Football is an increasingly complicated game, all half‑spaces and passing lanes, pressing patterns and probabilities, but some aspects remain very simple. Such as, if you’re playing against the most prolific elite-level striker in the world, you don’t give him a free header at the back post. And if you’ve got away with doing that just before half-time, you certainly don’t give him an even easier chance just after the break.
Manchester United can protest about a soft penalty and they can ponder what might have happened had Rasmus Højlund or Scott McTominay taken one of the chances that fell their way in the first half, but what should disappoint them is that against an unusually sloppy Manchester City they lost because they were even sloppier. That’s 34 Premier League defeats now at Old Trafford in the 10 years since Sir Alex Ferguson retired, the same number as they endured in more than two decades under him.

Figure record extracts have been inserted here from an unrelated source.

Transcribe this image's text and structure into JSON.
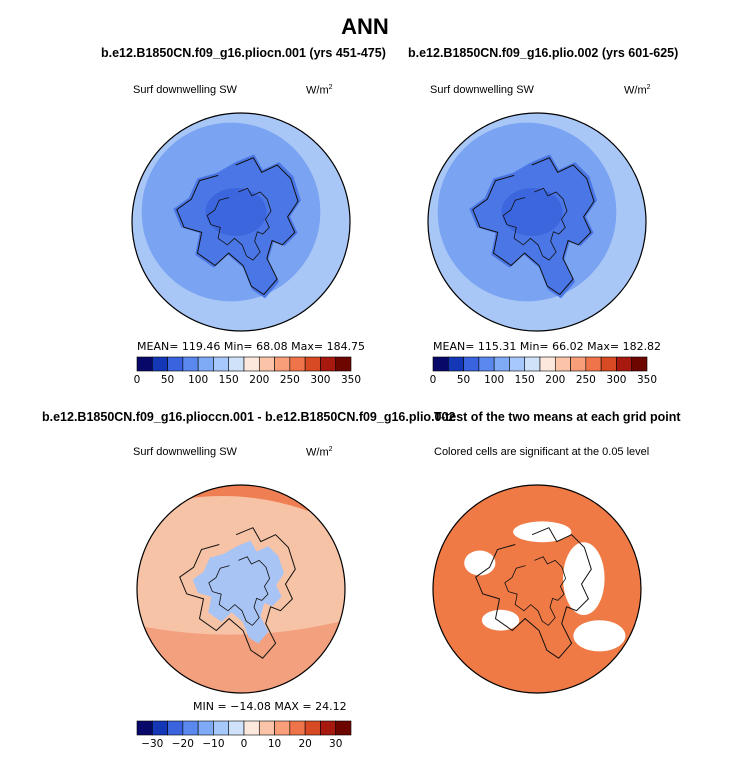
{
  "main_title": "ANN",
  "colors": {
    "seq": [
      "#08086b",
      "#1438b5",
      "#3a64df",
      "#5a88ee",
      "#7eaaf6",
      "#a6c8fa",
      "#cfe2fa",
      "#fde8dd",
      "#fbc4a8",
      "#f89e79",
      "#f0744a",
      "#d84a23",
      "#a81a10",
      "#6e0600"
    ],
    "diff": [
      "#08086b",
      "#1438b5",
      "#3a64df",
      "#5a88ee",
      "#7eaaf6",
      "#a6c8fa",
      "#cfe2fa",
      "#fde8dd",
      "#fbc4a8",
      "#f89e79",
      "#f0744a",
      "#d84a23",
      "#a81a10",
      "#6e0600"
    ],
    "ocean_high": "#7aa3f1",
    "ocean_low": "#a8c7f7",
    "land_core": "#4a76e6",
    "diff_pos": "#f7c3a6",
    "diff_strong": "#ef7f52",
    "diff_neg": "#a7c4f4",
    "sig": "#f07a45"
  },
  "chart_data": [
    {
      "type": "heatmap",
      "title": "b.e12.B1850CN.f09_g16.pliocn.001 (yrs 451-475)",
      "variable": "Surf downwelling SW",
      "units": "W/m",
      "units_sup": "2",
      "stats": {
        "mean": 119.46,
        "min": 68.08,
        "max": 184.75
      },
      "stats_text": "MEAN= 119.46   Min=   68.08   Max= 184.75",
      "colorbar": {
        "min": 0,
        "max": 350,
        "levels": 14,
        "tick_labels": [
          "0",
          "50",
          "100",
          "150",
          "200",
          "250",
          "300",
          "350"
        ]
      }
    },
    {
      "type": "heatmap",
      "title": "b.e12.B1850CN.f09_g16.plio.002 (yrs 601-625)",
      "variable": "Surf downwelling SW",
      "units": "W/m",
      "units_sup": "2",
      "stats": {
        "mean": 115.31,
        "min": 66.02,
        "max": 182.82
      },
      "stats_text": "MEAN= 115.31   Min=   66.02   Max= 182.82",
      "colorbar": {
        "min": 0,
        "max": 350,
        "levels": 14,
        "tick_labels": [
          "0",
          "50",
          "100",
          "150",
          "200",
          "250",
          "300",
          "350"
        ]
      }
    },
    {
      "type": "heatmap",
      "title": "b.e12.B1850CN.f09_g16.plioccn.001 - b.e12.B1850CN.f09_g16.plio.002",
      "variable": "Surf downwelling SW",
      "units": "W/m",
      "units_sup": "2",
      "stats": {
        "min": -14.08,
        "max": 24.12
      },
      "stats_text": "MIN = −14.08  MAX =  24.12",
      "colorbar": {
        "min": -35,
        "max": 35,
        "levels": 14,
        "tick_labels": [
          "−30",
          "−20",
          "−10",
          "0",
          "10",
          "20",
          "30"
        ]
      }
    },
    {
      "type": "heatmap",
      "title": "T-test of the two means at each grid point",
      "subtitle": "Colored cells are significant at the 0.05 level"
    }
  ]
}
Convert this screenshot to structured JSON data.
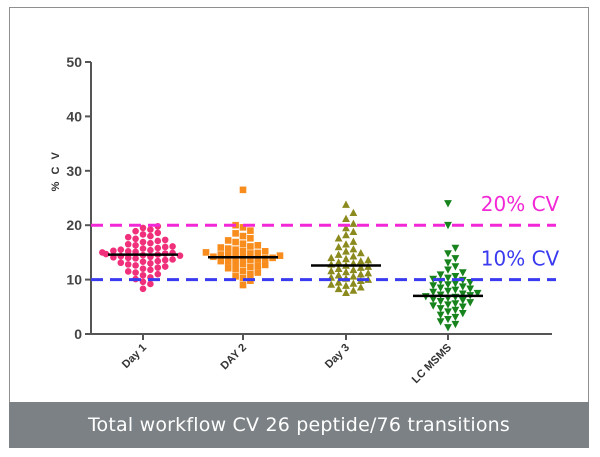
{
  "caption": "Total workflow CV 26 peptide/76 transitions",
  "chart_data": {
    "type": "scatter",
    "subtype": "dot-plot with mean lines",
    "title": "",
    "xlabel": "",
    "ylabel": "% C V",
    "ylim": [
      0,
      50
    ],
    "yticks": [
      0,
      10,
      20,
      30,
      40,
      50
    ],
    "categories": [
      "Day 1",
      "DAY 2",
      "Day 3",
      "LC MSMS"
    ],
    "series": [
      {
        "name": "Day 1",
        "marker": "circle",
        "color": "#f0307a",
        "mean": 14.6,
        "values": [
          8.3,
          9.2,
          9.6,
          10.1,
          10.4,
          10.8,
          11.0,
          11.3,
          11.5,
          11.8,
          12.0,
          12.2,
          12.4,
          12.6,
          12.8,
          13.0,
          13.1,
          13.3,
          13.4,
          13.6,
          13.7,
          13.9,
          14.0,
          14.1,
          14.2,
          14.3,
          14.4,
          14.5,
          14.6,
          14.7,
          14.8,
          14.9,
          15.0,
          15.1,
          15.2,
          15.3,
          15.4,
          15.5,
          15.7,
          15.8,
          16.0,
          16.1,
          16.3,
          16.5,
          16.7,
          16.9,
          17.1,
          17.3,
          17.5,
          17.8,
          18.0,
          18.3,
          18.6,
          18.9,
          19.2,
          19.5,
          19.8
        ]
      },
      {
        "name": "DAY 2",
        "marker": "square",
        "color": "#f88c1c",
        "mean": 14.1,
        "values": [
          9.0,
          9.8,
          10.3,
          10.6,
          11.0,
          11.3,
          11.6,
          11.9,
          12.1,
          12.3,
          12.5,
          12.7,
          12.9,
          13.1,
          13.3,
          13.4,
          13.6,
          13.7,
          13.9,
          14.0,
          14.1,
          14.2,
          14.3,
          14.4,
          14.5,
          14.6,
          14.8,
          14.9,
          15.0,
          15.2,
          15.3,
          15.5,
          15.7,
          15.9,
          16.1,
          16.3,
          16.6,
          16.9,
          17.2,
          17.6,
          18.0,
          18.5,
          19.0,
          19.6,
          20.0,
          26.5
        ]
      },
      {
        "name": "Day 3",
        "marker": "triangle-up",
        "color": "#8b8a1e",
        "mean": 12.6,
        "values": [
          7.6,
          8.0,
          8.3,
          8.6,
          8.9,
          9.1,
          9.3,
          9.5,
          9.8,
          10.0,
          10.2,
          10.4,
          10.6,
          10.8,
          11.0,
          11.2,
          11.4,
          11.6,
          11.8,
          12.0,
          12.2,
          12.4,
          12.6,
          12.8,
          13.0,
          13.2,
          13.4,
          13.6,
          13.8,
          14.0,
          14.3,
          14.6,
          14.9,
          15.2,
          15.6,
          16.0,
          16.5,
          17.0,
          17.6,
          18.2,
          18.8,
          19.5,
          20.3,
          21.2,
          22.3,
          23.8
        ]
      },
      {
        "name": "LC MSMS",
        "marker": "triangle-down",
        "color": "#16831d",
        "mean": 7.0,
        "values": [
          1.2,
          1.8,
          2.3,
          2.7,
          3.1,
          3.5,
          3.8,
          4.1,
          4.4,
          4.7,
          5.0,
          5.2,
          5.4,
          5.6,
          5.8,
          6.0,
          6.2,
          6.4,
          6.6,
          6.8,
          6.9,
          7.1,
          7.2,
          7.4,
          7.5,
          7.7,
          7.9,
          8.1,
          8.3,
          8.5,
          8.7,
          8.9,
          9.1,
          9.3,
          9.5,
          9.7,
          9.9,
          10.1,
          10.3,
          10.6,
          10.9,
          11.3,
          11.8,
          12.4,
          13.1,
          13.9,
          14.8,
          15.8,
          20.0,
          24.0
        ]
      }
    ],
    "reference_lines": [
      {
        "label": "20% CV",
        "value": 20,
        "color": "#f227d6"
      },
      {
        "label": "10% CV",
        "value": 10,
        "color": "#3a3af0"
      }
    ],
    "grid": false
  }
}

It was four minutes into first‑half injury time that Bernardo Silva found space down the City left and floated a ball across for Erling Haaland. Perhaps it wasn’t quite a free header given that Victor Lindelöf was in the vicinity, but it may as well have been for all the difference he made. André Onana, flying heroically across his goal, was fortunate that Haaland’s header coincided with his trajectory and he could beat it away.
The lesson was there, but it was ignored. Four minutes after the break, Silva was again left weirdly untended. Again he floated the ball to the back post, but this time Lindelöf had been drawn away tracking Phil Foden. Rodri had taken Jonny Evans under the ball and, as a result, Haaland had nobody within five yards of him.
It’s not the first time this season United have conceded a goal that just looks weird, but this was even more inexplicable than Mauro Icardi’s winner for Galatasaray. Perhaps in the final minutes, when the game becomes stretched, it’s possible that a player could find that much space, but Haaland, just after half-time, 10 yards from goal? Something is very wrong with United’s defensive structure.
When United beat City at Old Trafford in January, the sense was that something was growing under Erik ten Hag, that the sands had shifted sufficiently that City would at least have to fight for supremacy. Nine months on, United are a shambles. Three successive wins had perhaps given an impression of resilience, but the truth is that if you’re a big‑six side needing late heroics to see off Brentford, Sheffield United and Copenhagen, you’re not really in a position to challenge this City side. A win would have brought United to within three points; as it is, the gap is nine and growing.
And yet the opportunity was there. City have not been quite at their best this season. They lost the ball in dangerous areas in the first half and threatened at times to be undone by rudimentary humps forward. Haaland, for all that he scored twice, for all that he has scored 11 times in the league this season, has the air of a frustrated man. This wasn’t like City’s 2-0 win at Old Trafford two seasons ago, when they outclassed United from the off. With slightly more ruthlessness, slightly more control, slightly more quality, United might have put them under pressure. But they did not, and in the second half City were as excellent as United were dismal.
It’s become a familiar criticism that United’s squad lacks coherence, and for a time that could be explained by the fact that it had been put together by multiple managers. The worry now must be that those signed by Ten Hag are making so little impact. Højlund buzzed around willingly enough, but he is just 20 and has still not scored a Premier League goal. Antony didn’t get on until the 86th minute and his only notable contribution was a petulant swipe at Jérémy Doku. Christian Eriksen couldn’t handle Silva in the first half and then let Rodri drift by him far too easily in the buildup to City’s third goal. Sofyan Amrabat, removed at half‑time, looked what he is: another stopgap signing brought in to plug a gap. Mason Mount, brought on at the break, touched the ball just 14 times and never with any sense of menace. Evans is 35.
By the end, United’s discipline had left them. It wasn’t just Antony nibbling spitefully at opponents, but it said everything about United’s ineffectiveness that when Bruno Fernandes arrived late into a challenge on John Stones, it was he who ended up requiring treatment for an ankle injury.
Organisation has gone, morale is going, and whatever optimism the third-place finish last season generated has almost expired. Sir Jim Ratcliffe’s investment, as and when a deal is finally agreed, holds out some hope, but sorting out football operations will be a lengthy and complex operation. United are fortunate that in this era wealth provides a safety net, because at the moment they have nothing else going for them. City didn’t have to be anywhere near their best to inflict a comprehensive defeat.